🤖 AI Summary
This paper studies the online linear contextual bandit problem under partial context observability and proposes PULSE-UCB, the first algorithm to leverage surrogate features from large-scale pretrained models for missing-feature imputation. The method integrates pretrained-feature imputation, UCB-style online decision-making, and error analysis under a Hölder smoothness assumption. Theoretical contributions include: (1) a precise decomposition of the regret bound into a standard linear bandit term and an additional term governed by pretrained model quality; (2) attainment of a near-optimal regret upper bound under i.i.d. contexts, accompanied by a matching lower bound; and (3) quantification of how prediction uncertainty impacts decision performance, explicitly characterizing the auxiliary data scale required to improve downstream learning. Experiments demonstrate the efficacy of pretrained priors in nonstationary, partially observable settings.
📝 Abstract
The rise of large-scale pretrained models has made it feasible to generate predictive or synthetic features at low cost, raising the question of how to incorporate such surrogate predictions into downstream decision-making. We study this problem in the setting of online linear contextual bandits, where contexts may be complex, nonstationary, and only partially observed. In addition to bandit data, we assume access to an auxiliary dataset containing fully observed contexts--common in practice since such data are collected without adaptive interventions.

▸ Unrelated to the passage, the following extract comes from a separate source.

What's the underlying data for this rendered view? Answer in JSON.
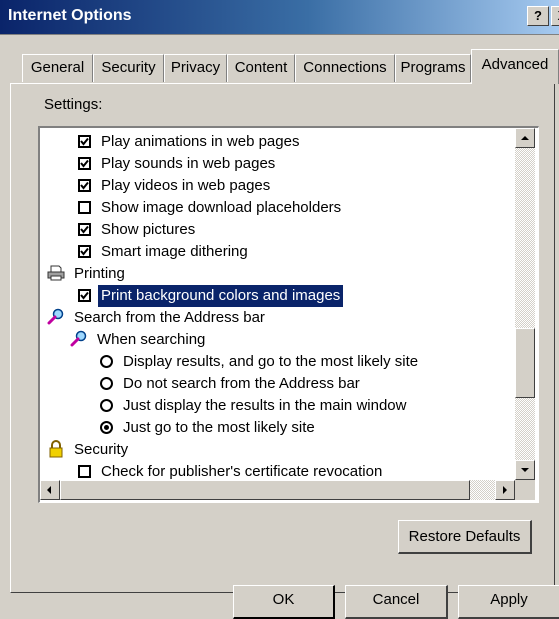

We propose PULSE-UCB, an algorithm that leverages pretrained models trained on the auxiliary data to impute missing features during online decision-making. We establish regret guarantees that decompose into a standard bandit term plus an additional component reflecting pretrained model quality. In the i.i.d. context case with Hölder-smooth missing features, PULSE-UCB achieves near-optimal performance, supported by matching lower bounds. Our results quantify how uncertainty in predicted contexts affects decision quality and how much historical data is needed to improve downstream learning.